SQL for Data Science

We will be using data.world as our remote server. They have a Python package that we will use to connect to their environment and process our SQL commands.

Baseball Instructions for data.world

To access the data, complete the following steps:

  1. Make an account on data.world and click on the join now
  2. Install the data.world Python package using pip install datadotworld or pip3 install datadotworld (see the package installation help)
  3. The data.world package needs your API token in order to query data. In the console, type dw configure and then entire your API token when prompted.
  4. Follow the link provided in your terminal to get your API token (https://data.world/settings/advanced).
  5. Paste the token into your terminal.
  6. If you are on Windows and dw configure doesn’t work, see below for guidance.

You are now ready to query the baseball relational database. This data dictionary will tell you what tables are available and help you understand the relationships between tables.

Here is an example showing the first 5 rows of the AllstarFull table. Note that when using dw.query the first argument will always be byuidss/cse-250-baseball-database and the second argument will be your SQL query.

import datadotworld as dw

results = dw.query('byuidss/cse-250-baseball-database', 
    'SELECT * FROM allstarfull LIMIT 5')


dw configure issues

Some Windows users will not be able to use dw configure. You will get an error such as

dw : The term 'dw' is not recognized as the name of a cmdlet, function, 
script file, or operable program.
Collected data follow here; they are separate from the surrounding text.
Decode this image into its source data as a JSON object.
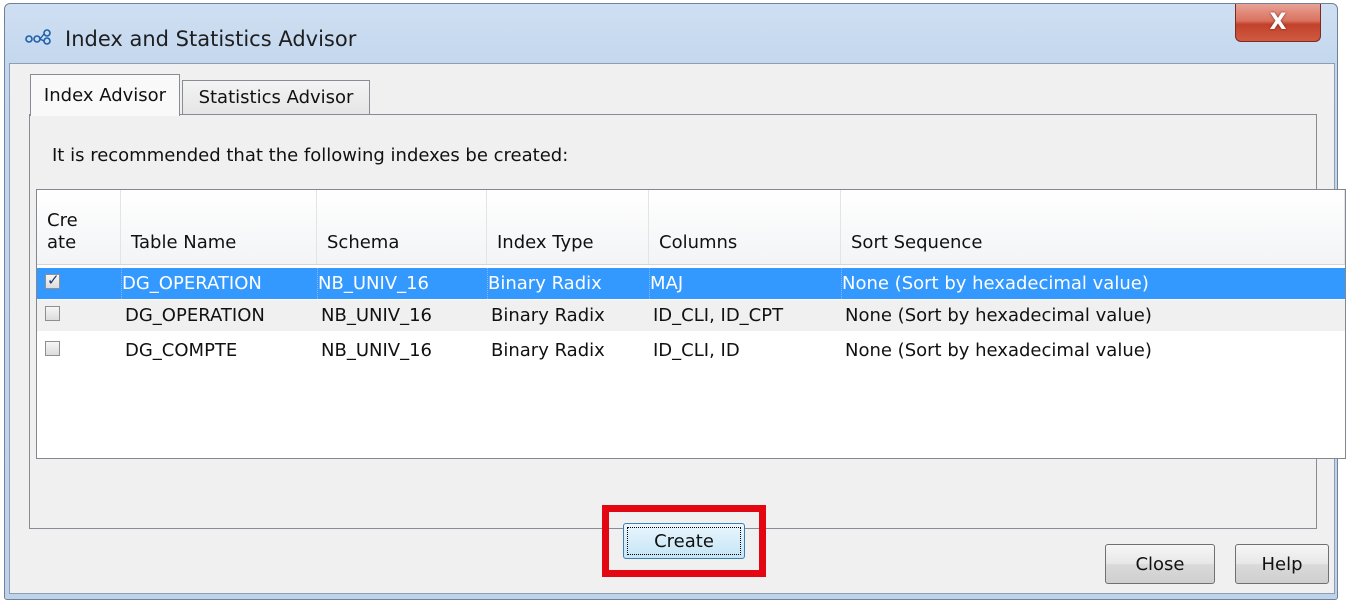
{
  "window": {
    "title": "Index and Statistics Advisor",
    "close_glyph": "X"
  },
  "tabs": [
    {
      "label": "Index Advisor",
      "active": true
    },
    {
      "label": "Statistics Advisor",
      "active": false
    }
  ],
  "panel": {
    "recommendation_text": "It is recommended that the following indexes be created:"
  },
  "table": {
    "headers": {
      "create_line1": "Cre",
      "create_line2": "ate",
      "table_name": "Table Name",
      "schema": "Schema",
      "index_type": "Index Type",
      "columns": "Columns",
      "sort_sequence": "Sort Sequence"
    },
    "rows": [
      {
        "checked": true,
        "selected": true,
        "table_name": "DG_OPERATION",
        "schema": "NB_UNIV_16",
        "index_type": "Binary Radix",
        "columns": "MAJ",
        "sort_sequence": "None (Sort by hexadecimal value)"
      },
      {
        "checked": false,
        "selected": false,
        "table_name": "DG_OPERATION",
        "schema": "NB_UNIV_16",
        "index_type": "Binary Radix",
        "columns": "ID_CLI, ID_CPT",
        "sort_sequence": "None (Sort by hexadecimal value)"
      },
      {
        "checked": false,
        "selected": false,
        "table_name": "DG_COMPTE",
        "schema": "NB_UNIV_16",
        "index_type": "Binary Radix",
        "columns": "ID_CLI, ID",
        "sort_sequence": "None (Sort by hexadecimal value)"
      }
    ]
  },
  "buttons": {
    "create": "Create",
    "close": "Close",
    "help": "Help"
  },
  "colors": {
    "selection": "#3399ff",
    "highlight_frame": "#e30613"
  },
  "icons": {
    "app": "index-advisor-app-icon",
    "close": "window-close-icon",
    "check": "checkmark-icon"
  }
}
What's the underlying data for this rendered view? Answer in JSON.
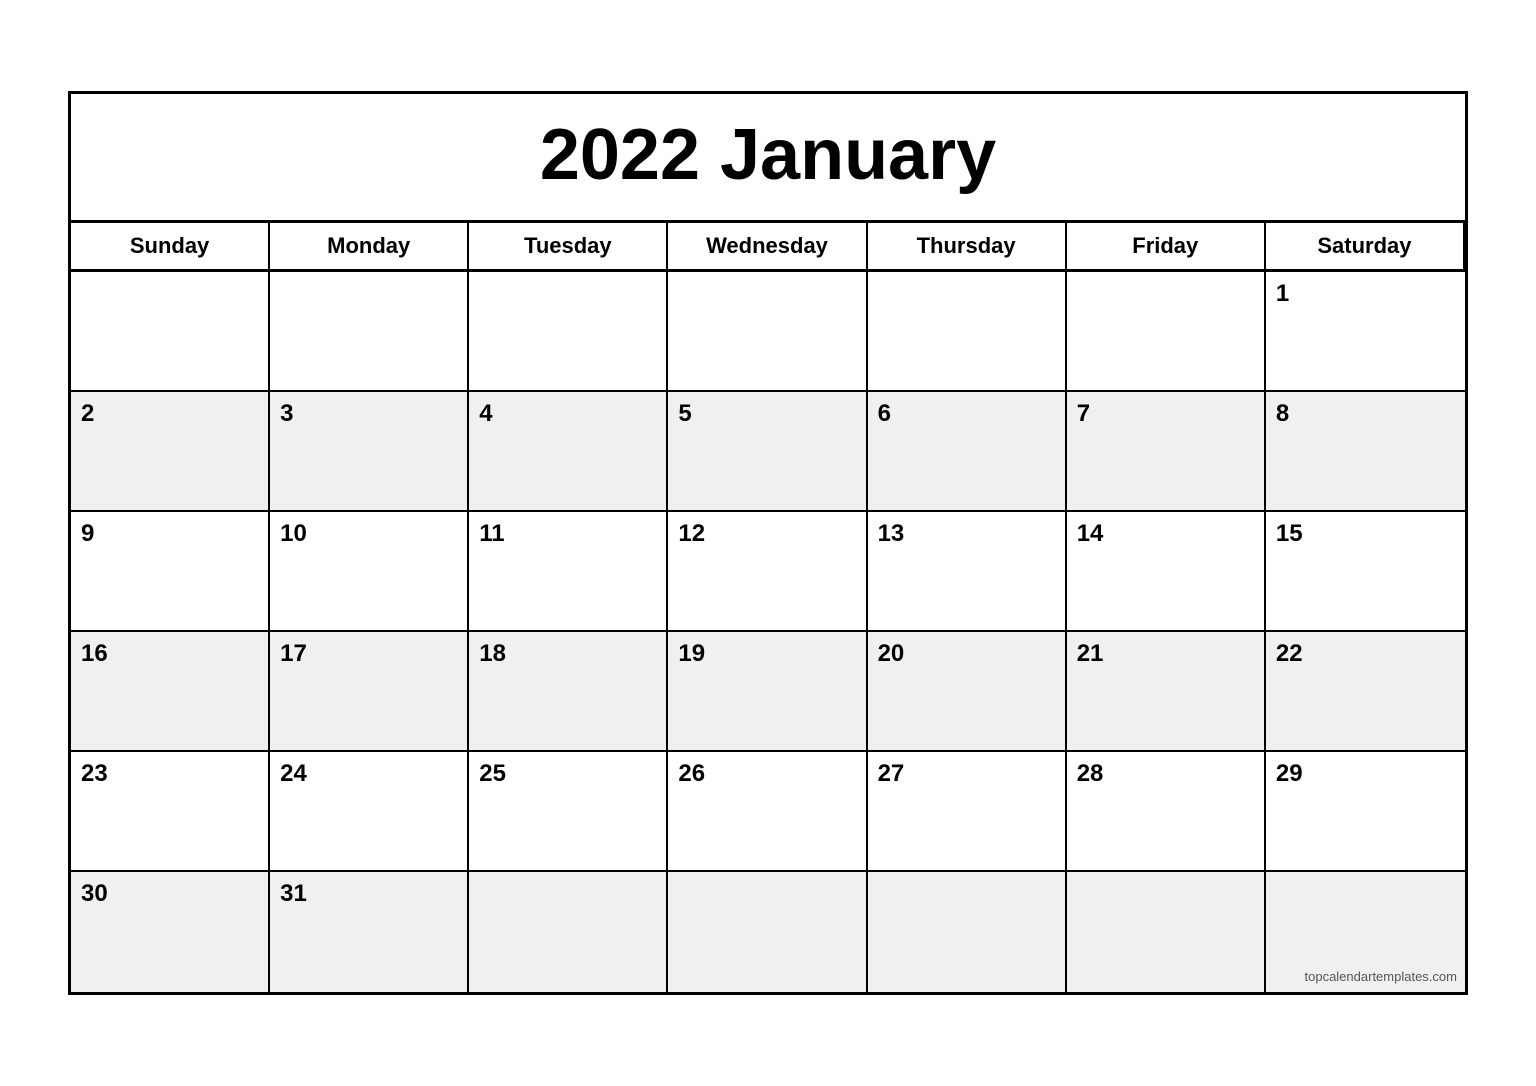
{
  "calendar": {
    "title": "2022 January",
    "headers": [
      "Sunday",
      "Monday",
      "Tuesday",
      "Wednesday",
      "Thursday",
      "Friday",
      "Saturday"
    ],
    "weeks": [
      [
        {
          "day": "",
          "empty": true
        },
        {
          "day": "",
          "empty": true
        },
        {
          "day": "",
          "empty": true
        },
        {
          "day": "",
          "empty": true
        },
        {
          "day": "",
          "empty": true
        },
        {
          "day": "",
          "empty": true
        },
        {
          "day": "1",
          "empty": false
        }
      ],
      [
        {
          "day": "2",
          "empty": false
        },
        {
          "day": "3",
          "empty": false
        },
        {
          "day": "4",
          "empty": false
        },
        {
          "day": "5",
          "empty": false
        },
        {
          "day": "6",
          "empty": false
        },
        {
          "day": "7",
          "empty": false
        },
        {
          "day": "8",
          "empty": false
        }
      ],
      [
        {
          "day": "9",
          "empty": false
        },
        {
          "day": "10",
          "empty": false
        },
        {
          "day": "11",
          "empty": false
        },
        {
          "day": "12",
          "empty": false
        },
        {
          "day": "13",
          "empty": false
        },
        {
          "day": "14",
          "empty": false
        },
        {
          "day": "15",
          "empty": false
        }
      ],
      [
        {
          "day": "16",
          "empty": false
        },
        {
          "day": "17",
          "empty": false
        },
        {
          "day": "18",
          "empty": false
        },
        {
          "day": "19",
          "empty": false
        },
        {
          "day": "20",
          "empty": false
        },
        {
          "day": "21",
          "empty": false
        },
        {
          "day": "22",
          "empty": false
        }
      ],
      [
        {
          "day": "23",
          "empty": false
        },
        {
          "day": "24",
          "empty": false
        },
        {
          "day": "25",
          "empty": false
        },
        {
          "day": "26",
          "empty": false
        },
        {
          "day": "27",
          "empty": false
        },
        {
          "day": "28",
          "empty": false
        },
        {
          "day": "29",
          "empty": false
        }
      ],
      [
        {
          "day": "30",
          "empty": false
        },
        {
          "day": "31",
          "empty": false
        },
        {
          "day": "",
          "empty": true
        },
        {
          "day": "",
          "empty": true
        },
        {
          "day": "",
          "empty": true
        },
        {
          "day": "",
          "empty": true
        },
        {
          "day": "",
          "empty": true,
          "watermark": "topcalendartemplates.com"
        }
      ]
    ]
  }
}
Check the spelling of the name, or if 
a path was included, verify that the path is correct and try again.
At line:1 char:1

If you get this issue, you can manually create the config file in the right location on your computer to get the datadotworld python package to work.

  1. Make sure you have your Folder view settings changed so you can see File name extensions and Hidden items.
  2. Navigate to C:/Users/<YOURUSER>/ and create a folder .dw if it isn’t already there.
  3. In that folder, create a config file with no extension.
  4. Open that config file in VS code.
  5. Put the following information in the config file and save.
auth_token = eyJhbGciOiJIUzUxMiJ9.eyJzdWIiOiJwcm9kLXVzZXI